For the past six months, human rights defenders from Medellin and the Metropolitan Area have been meeting continuously with the objective of sharing agendas and experiences around peace building and the role played by civil society actors in the development of this policy pronounced by the National Government.
En el manifesto, las organizaciones, colectivos, redes y alianzas firmantes anuncian la creación de un comité de impulso con el propósito de aportar desde el diálogo a la formulación y construcción de una agenda de la sociedad civil para lograr la paz urbana.
"We recognize the immense wealth, quantitative and qualitative, of peace experiences in Medellín and municipalities of the Aburrá Valley, some of them with a high degree of maturity and with proposals of neighborhood, community, township and city scope, and with significant contributions at the cultural, economic, social, political, ecological and victims' level.”, se lee en el manifiesto.
For Carlos Zapata, president of the Instituto Popular de Capacitación (IPC), the organization that signed the manifesto, "the issue of total peace and the dialogues with the Itagüí table have apparently come to a standstill. With this manifesto we expect answers from the peace commissioner, the Government of Antioquia and the Mayor's Office of Medellín, where they demonstrate their true willingness to continue the process. En este momento tenemos las cifras más bajas en materia de homicidio y otro tipo de delitos en la ciudad, registradas en los últimos años y esperamos que nuestros gobernantes aprovechen este camino que puede permitir la desestructuración de estas organizaciones”.
The hopes for the progress and achievements of the total peace project live in the inhabitants of Medellin and the Metropolitan Area, who have been resilient victims of the damages caused by an urban war.
Adiela María Albánez, coordinator of the Human Rights Roundtable of Valle de Aburra, highlights the importance of involving all sectors of civil society in the construction of this total peace agenda, in order for it to be a comprehensive and restorative process for the victims, and calls on the National Government to support this type of initiative.
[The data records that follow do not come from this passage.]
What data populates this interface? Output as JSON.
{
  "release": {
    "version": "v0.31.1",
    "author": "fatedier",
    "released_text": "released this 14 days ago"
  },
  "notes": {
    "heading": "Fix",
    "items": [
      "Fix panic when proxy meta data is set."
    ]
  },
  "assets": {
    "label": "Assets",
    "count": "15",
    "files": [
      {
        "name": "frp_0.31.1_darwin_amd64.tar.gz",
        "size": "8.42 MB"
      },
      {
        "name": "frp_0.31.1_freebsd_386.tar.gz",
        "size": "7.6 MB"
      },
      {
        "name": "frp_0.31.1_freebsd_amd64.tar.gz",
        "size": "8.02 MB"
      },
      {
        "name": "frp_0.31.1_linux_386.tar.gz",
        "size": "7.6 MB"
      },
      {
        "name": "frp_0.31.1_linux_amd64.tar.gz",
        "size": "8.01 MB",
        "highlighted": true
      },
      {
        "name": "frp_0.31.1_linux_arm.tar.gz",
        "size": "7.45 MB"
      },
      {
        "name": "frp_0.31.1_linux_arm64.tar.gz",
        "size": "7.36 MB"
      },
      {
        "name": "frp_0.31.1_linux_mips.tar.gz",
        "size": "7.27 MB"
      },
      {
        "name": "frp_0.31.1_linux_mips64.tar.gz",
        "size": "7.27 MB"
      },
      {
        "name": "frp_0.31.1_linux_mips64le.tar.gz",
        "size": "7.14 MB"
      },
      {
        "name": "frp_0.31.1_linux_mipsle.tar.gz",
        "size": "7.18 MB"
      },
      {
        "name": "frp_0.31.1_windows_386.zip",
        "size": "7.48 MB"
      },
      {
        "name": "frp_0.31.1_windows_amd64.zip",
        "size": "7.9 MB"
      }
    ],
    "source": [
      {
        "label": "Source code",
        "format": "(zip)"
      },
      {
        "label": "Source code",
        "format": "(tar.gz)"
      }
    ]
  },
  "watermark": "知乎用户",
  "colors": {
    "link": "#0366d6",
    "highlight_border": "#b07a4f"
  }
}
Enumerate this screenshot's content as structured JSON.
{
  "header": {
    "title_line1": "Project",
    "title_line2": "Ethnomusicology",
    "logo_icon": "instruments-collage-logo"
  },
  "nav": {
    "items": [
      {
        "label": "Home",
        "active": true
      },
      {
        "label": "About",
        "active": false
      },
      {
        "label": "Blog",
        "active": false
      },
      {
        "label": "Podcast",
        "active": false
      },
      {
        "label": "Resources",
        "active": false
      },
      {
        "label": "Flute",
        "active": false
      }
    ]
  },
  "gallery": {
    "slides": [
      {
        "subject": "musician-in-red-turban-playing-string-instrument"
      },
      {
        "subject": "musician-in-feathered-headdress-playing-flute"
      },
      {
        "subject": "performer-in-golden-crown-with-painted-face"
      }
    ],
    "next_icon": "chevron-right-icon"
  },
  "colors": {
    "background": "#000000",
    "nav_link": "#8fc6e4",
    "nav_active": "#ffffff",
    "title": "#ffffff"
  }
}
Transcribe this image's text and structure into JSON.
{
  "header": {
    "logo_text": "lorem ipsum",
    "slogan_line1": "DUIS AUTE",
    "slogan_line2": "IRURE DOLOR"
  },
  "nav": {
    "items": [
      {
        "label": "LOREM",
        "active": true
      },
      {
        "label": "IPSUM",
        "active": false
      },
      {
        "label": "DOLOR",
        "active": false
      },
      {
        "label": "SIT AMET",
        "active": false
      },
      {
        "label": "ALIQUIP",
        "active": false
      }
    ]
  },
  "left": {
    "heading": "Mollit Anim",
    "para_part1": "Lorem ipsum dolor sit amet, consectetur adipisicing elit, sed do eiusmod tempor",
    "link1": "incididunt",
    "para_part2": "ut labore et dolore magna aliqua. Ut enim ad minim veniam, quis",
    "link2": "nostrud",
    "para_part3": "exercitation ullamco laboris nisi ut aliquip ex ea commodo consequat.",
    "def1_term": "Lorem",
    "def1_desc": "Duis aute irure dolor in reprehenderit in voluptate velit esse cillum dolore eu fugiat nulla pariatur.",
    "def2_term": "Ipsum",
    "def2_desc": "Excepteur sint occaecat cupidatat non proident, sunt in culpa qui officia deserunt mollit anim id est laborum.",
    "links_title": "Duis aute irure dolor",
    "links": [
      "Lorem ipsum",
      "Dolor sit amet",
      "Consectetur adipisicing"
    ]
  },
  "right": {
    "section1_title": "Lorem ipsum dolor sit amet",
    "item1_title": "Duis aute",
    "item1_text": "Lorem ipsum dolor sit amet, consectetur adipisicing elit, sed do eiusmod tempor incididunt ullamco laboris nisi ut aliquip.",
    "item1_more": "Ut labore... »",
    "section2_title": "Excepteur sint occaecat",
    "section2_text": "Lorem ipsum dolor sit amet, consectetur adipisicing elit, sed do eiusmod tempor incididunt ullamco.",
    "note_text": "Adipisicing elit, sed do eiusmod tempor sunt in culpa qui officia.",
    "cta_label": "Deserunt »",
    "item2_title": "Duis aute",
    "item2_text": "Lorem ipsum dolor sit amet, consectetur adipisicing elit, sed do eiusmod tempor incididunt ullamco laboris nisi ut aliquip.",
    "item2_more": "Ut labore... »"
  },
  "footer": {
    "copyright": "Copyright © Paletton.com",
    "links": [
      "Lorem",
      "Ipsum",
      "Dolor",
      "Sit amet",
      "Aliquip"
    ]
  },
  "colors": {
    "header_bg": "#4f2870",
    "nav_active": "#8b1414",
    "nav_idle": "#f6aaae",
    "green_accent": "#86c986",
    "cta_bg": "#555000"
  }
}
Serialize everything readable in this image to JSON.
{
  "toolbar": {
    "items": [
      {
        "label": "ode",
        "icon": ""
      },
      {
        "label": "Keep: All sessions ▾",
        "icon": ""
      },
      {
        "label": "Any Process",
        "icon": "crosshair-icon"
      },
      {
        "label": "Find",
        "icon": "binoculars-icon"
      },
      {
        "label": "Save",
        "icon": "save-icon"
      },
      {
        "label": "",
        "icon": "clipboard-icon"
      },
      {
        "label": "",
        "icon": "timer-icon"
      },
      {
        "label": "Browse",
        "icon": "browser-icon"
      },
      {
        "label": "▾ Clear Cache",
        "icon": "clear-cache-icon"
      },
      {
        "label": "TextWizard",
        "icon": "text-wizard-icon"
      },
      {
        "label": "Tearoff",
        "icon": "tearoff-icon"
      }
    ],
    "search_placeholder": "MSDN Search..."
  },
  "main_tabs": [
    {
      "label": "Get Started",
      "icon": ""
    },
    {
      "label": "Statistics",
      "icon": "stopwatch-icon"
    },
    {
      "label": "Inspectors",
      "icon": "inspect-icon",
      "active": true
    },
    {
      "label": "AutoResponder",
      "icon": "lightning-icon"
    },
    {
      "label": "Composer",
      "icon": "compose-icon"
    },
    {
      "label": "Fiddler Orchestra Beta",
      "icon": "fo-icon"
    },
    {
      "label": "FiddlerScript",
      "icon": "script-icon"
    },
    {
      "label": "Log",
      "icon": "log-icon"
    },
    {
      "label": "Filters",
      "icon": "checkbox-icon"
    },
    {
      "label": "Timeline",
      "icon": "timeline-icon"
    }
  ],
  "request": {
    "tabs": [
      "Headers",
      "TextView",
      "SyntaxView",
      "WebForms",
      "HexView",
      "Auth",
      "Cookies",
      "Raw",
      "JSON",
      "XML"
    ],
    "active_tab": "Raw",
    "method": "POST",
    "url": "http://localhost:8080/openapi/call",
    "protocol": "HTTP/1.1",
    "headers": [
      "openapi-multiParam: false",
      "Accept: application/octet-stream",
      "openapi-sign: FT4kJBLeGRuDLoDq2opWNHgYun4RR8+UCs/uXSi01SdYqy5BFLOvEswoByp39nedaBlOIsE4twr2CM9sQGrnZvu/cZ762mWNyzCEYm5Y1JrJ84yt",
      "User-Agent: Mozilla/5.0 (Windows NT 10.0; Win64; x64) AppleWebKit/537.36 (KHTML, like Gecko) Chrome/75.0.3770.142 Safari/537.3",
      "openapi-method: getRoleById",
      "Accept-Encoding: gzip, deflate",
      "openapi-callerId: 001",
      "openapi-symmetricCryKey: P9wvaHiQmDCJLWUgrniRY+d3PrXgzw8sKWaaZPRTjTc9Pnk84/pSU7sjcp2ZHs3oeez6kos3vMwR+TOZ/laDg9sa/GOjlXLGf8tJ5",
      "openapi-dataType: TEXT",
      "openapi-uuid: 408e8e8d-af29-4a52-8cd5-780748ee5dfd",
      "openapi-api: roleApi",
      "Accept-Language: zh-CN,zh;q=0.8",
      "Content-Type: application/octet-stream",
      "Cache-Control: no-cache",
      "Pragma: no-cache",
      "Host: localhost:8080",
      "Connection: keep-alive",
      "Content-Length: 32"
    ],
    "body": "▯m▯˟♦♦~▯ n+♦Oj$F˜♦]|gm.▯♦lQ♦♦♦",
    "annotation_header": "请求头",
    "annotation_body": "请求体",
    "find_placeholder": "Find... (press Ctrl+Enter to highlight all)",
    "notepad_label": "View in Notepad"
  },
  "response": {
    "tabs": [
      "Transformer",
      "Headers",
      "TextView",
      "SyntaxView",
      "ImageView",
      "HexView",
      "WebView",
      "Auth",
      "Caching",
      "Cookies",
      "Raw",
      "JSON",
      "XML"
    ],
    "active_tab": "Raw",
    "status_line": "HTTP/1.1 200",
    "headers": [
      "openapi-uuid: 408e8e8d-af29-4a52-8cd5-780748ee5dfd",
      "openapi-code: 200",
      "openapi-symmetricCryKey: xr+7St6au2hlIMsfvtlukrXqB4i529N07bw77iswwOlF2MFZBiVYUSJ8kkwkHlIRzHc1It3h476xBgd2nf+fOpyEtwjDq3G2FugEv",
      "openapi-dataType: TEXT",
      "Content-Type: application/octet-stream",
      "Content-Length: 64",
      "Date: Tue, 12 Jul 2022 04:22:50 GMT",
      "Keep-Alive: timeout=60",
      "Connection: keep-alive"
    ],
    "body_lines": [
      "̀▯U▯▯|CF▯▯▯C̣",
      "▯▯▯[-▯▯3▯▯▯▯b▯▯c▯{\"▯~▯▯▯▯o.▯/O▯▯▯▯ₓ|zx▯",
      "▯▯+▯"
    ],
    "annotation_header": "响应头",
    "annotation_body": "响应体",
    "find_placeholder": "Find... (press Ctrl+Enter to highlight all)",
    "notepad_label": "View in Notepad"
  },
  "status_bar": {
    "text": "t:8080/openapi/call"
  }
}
"We have been carrying out a process of generating awareness and building territorial peace in those same spaces where they are. It means telling them that we are not going to attack them, we are not going to denounce them or point fingers at them. But also to tell the National Government that sometimes we do not have those guarantees to be able to continue, to be peace consultants in these places where the need is high", says Albanéz.
With this manifesto, the organizations call on the National Government to accelerate the processes of "urban-rural interventions with the instruments of peace" that benefit the inhabitants of the areas affected by violence; to the illegal armed structures linked to the peace process so that they "do not desist and promote confidence-building events"; and to the organizations that are not yet linked to join the "yearning for coexistence, reconciliation and Peace in Medellin and the Aburrá Valley".